Nascido no Porto, na velha Rua das Musas, foi pelas ruas da cidade de Lisboa, para onde se mudou aos 4 anos, que José Gomes Ferreira (9 de Junho de 1900 – 8 de Fevereiro de 1985) deambulou, com impaciência e sobressalto, através das coisas e das gentes, tirando, como escritor, partido da mais desmesurada aventura como do mais irrisório dos casos, não estivesse o «poeta militante» («militante da poesia total»), como se intitulou, empenhado na dignificação de um quotidiano que não se cansou de reinventar, através de uma poética do olhar que capta e transfigura.
Da «realidade gelada» fez quadros humanos que extravasam das molduras do realismo, como fica claro no epílogo do conto «Post-scriptum sobre os segredos das cidades»: «Por exemplo: aquela caixeirita que deixa o jeito das mãos a adornar as montras e, todos os dias, rouba o sorriso das bocas de cera dos manequins … Ou aquele jardineiro que desenha, com a água da agulheta, caprichos de enfeites na alegria lúcidas das manhãs … E este varredor fabuloso de montes e montes de ouro em folhas pelas ruas … E os dedos da criada do primeiro andar a imitarem flores nas plantas dos vasos da varanda …»
Autor de uma poesia permanentemente situada perante a circunstância, José Gomes Ferreira definiu-se como «um misto de cavaleiro andante, profeta, jogral, vate, bardo, jornalista, comentador à guitarra de grandes e horríveis crimes». É o retrato compósito do artista enquanto homem do século XX que atravessou quase inteiramente. Da placa giratória da sua existência, assistiu, entre entusiasmos heróicos e desilusões dramáticas, à proclamação da nossa Primeira República, às duas guerras mundiais, à Revolução Russa, à Guerra Civil de Espanha, à Guerra Fria, ao nascimento, expansão e morte do fascismo.
Como sugere o subtítulo dos três grossos volumes que reúnem a sua obra poética – Poeta Militante, Viagem do Século XX em Mim –, também quase todo o século XX atravessa a sua vida e a sua obra, em poesia (do irreal quotidiano), e em prosa, multiplicada numa grande diversidade de géneros discursivos, fragmentários e íntimos, pretensamente ajustados ao fluxo volátil das horas e das impressões: da memória ao diário, passando pela crónica e pelo apontamento, como indiciam desde logo alguns títulos da sua tábua bibliográfica: A Memória das Palavras ou o Gosto de Falar de Mim (1965), Imitação dos Dias: Diário Inventado (1965), Intervenção Sonâmbula (crónica, 1977), Dias Comuns (diário, 1990, 1998 e 2000).
Licenciado em Direito, curso que conclui em 1924, o autor das Aventuras Maravilhosas de João Sem Medo (1963) viveu em litígio consigo mesmo, numa tensão entre a sua assumida militância poética, a solicitar-lhe a intervenção objectiva, o libelo contra as injustiças de um tempo opressivo, e a afirmação da sua individualidade, propensa ao sonho, quando não ao quase-delírio com que o eu-execrável insistia em sobrepor-se ao colectivo.
Talvez por isso tenha suspirado, com uma ironia e um sentido do absurdo que a sua obra tantas vezes convoca, por uma suspensão do tempo: «Ah!

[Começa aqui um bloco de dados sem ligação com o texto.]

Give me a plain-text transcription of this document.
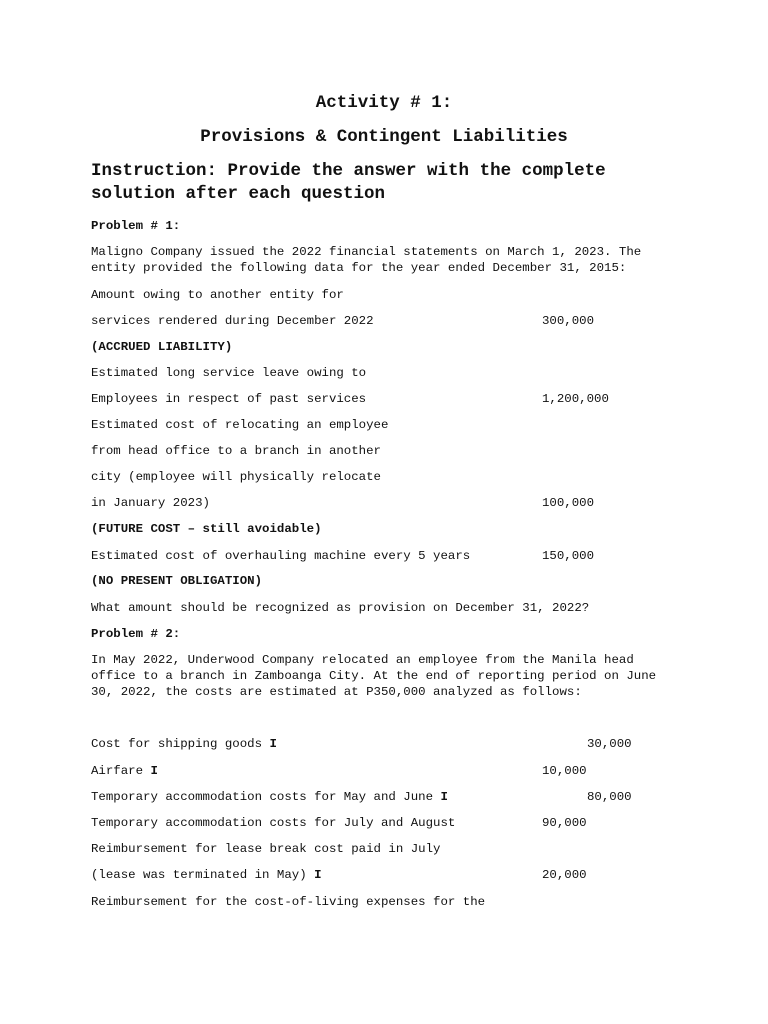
Activity # 1:
Provisions & Contingent Liabilities
Instruction: Provide the answer with the complete
solution after each question
Problem # 1:
Maligno Company issued the 2022 financial statements on March 1, 2023. The
entity provided the following data for the year ended December 31, 2015:
Amount owing to another entity for
services rendered during December 2022	300,000
(ACCRUED LIABILITY)
Estimated long service leave owing to
Employees in respect of past services	1,200,000
Estimated cost of relocating an employee
from head office to a branch in another
city (employee will physically relocate
in January 2023)	100,000
(FUTURE COST – still avoidable)
Estimated cost of overhauling machine every 5 years	150,000
(NO PRESENT OBLIGATION)
What amount should be recognized as provision on December 31, 2022?
Problem # 2:
In May 2022, Underwood Company relocated an employee from the Manila head
office to a branch in Zamboanga City. At the end of reporting period on June
30, 2022, the costs are estimated at P350,000 analyzed as follows:
Cost for shipping goods I	30,000
Airfare I	10,000
Temporary accommodation costs for May and June I	80,000
Temporary accommodation costs for July and August	90,000
Reimbursement for lease break cost paid in July
(lease was terminated in May) I	20,000
Reimbursement for the cost-of-living expenses for the
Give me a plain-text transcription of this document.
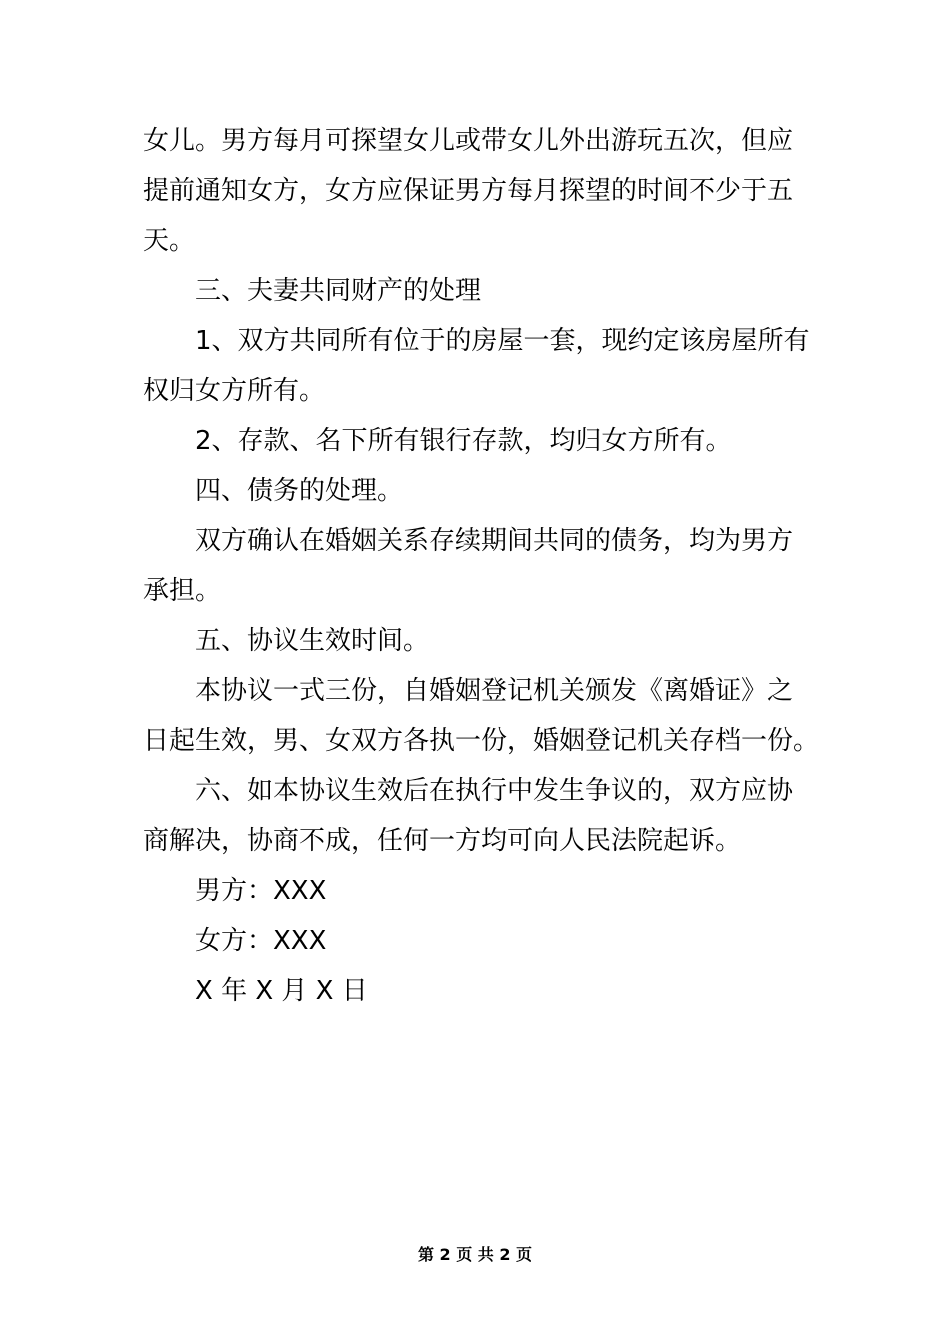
女儿。男方每月可探望女儿或带女儿外出游玩五次，但应
提前通知女方，女方应保证男方每月探望的时间不少于五
天。
三、夫妻共同财产的处理
1、双方共同所有位于的房屋一套，现约定该房屋所有
权归女方所有。
2、存款、名下所有银行存款，均归女方所有。
四、债务的处理。
双方确认在婚姻关系存续期间共同的债务，均为男方
承担。
五、协议生效时间。
本协议一式三份，自婚姻登记机关颁发《离婚证》之
日起生效，男、女双方各执一份，婚姻登记机关存档一份。
六、如本协议生效后在执行中发生争议的，双方应协
商解决，协商不成，任何一方均可向人民法院起诉。
男方：XXX
女方：XXX
X 年 X 月 X 日
第 2 页 共 2 页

Se eu pudesse suicidar-me por seis meses». Compreende-se: Viver sempre também cansa – o título, aliás, da conhecida composição que relata o seu segundo nascimento, a sua aparição como poeta, em 1931, que abrirá o volume da sua estreia poética efectiva: Poesia – I (1948). Era já depois de ter exercido funções de cônsul de Portugal em Kristiansund, na Noruega, entre 1926 e 1930. E quase duas décadas depois de ter publicado os seus dois primeiros livros de poesia: Lírios do Monte (1918) e Longe (1921), ambos excluídos das várias reedições da sua poesia completa.
Ao período do «interregno norueguês», no qual se inscrevem os contos de Tempo Escandinavo (1969), seguiu-se o que, com ironia, designou por «tarefas da subarte e da subliteratura»: crónicas e historietas destinadas a pequenas publicações, tradução, sobretudo de legendas para filmes, colaborações em jornais e revistas, assinadas, as mais das vezes, com pseudónimos, tais como a Presença, a Seara Nova ou Gazeta Musical e de Todas as Artes. Num número desta última, revelou o nome do seu «mestre secreto»: Raul Brandão, em cuja obra bebeu o espanto com que acompanhou a descoberta do absurdo da existência.
José Gomes Ferreira deixou de si, para além da imagem de distraído congénito, a imagem de um escritor inconformado e de lucidez aturdida, permanentemente guiado por um ideal de justiça e pelo sonho revolucionário de um futuro de igualdade e dignidade para todos.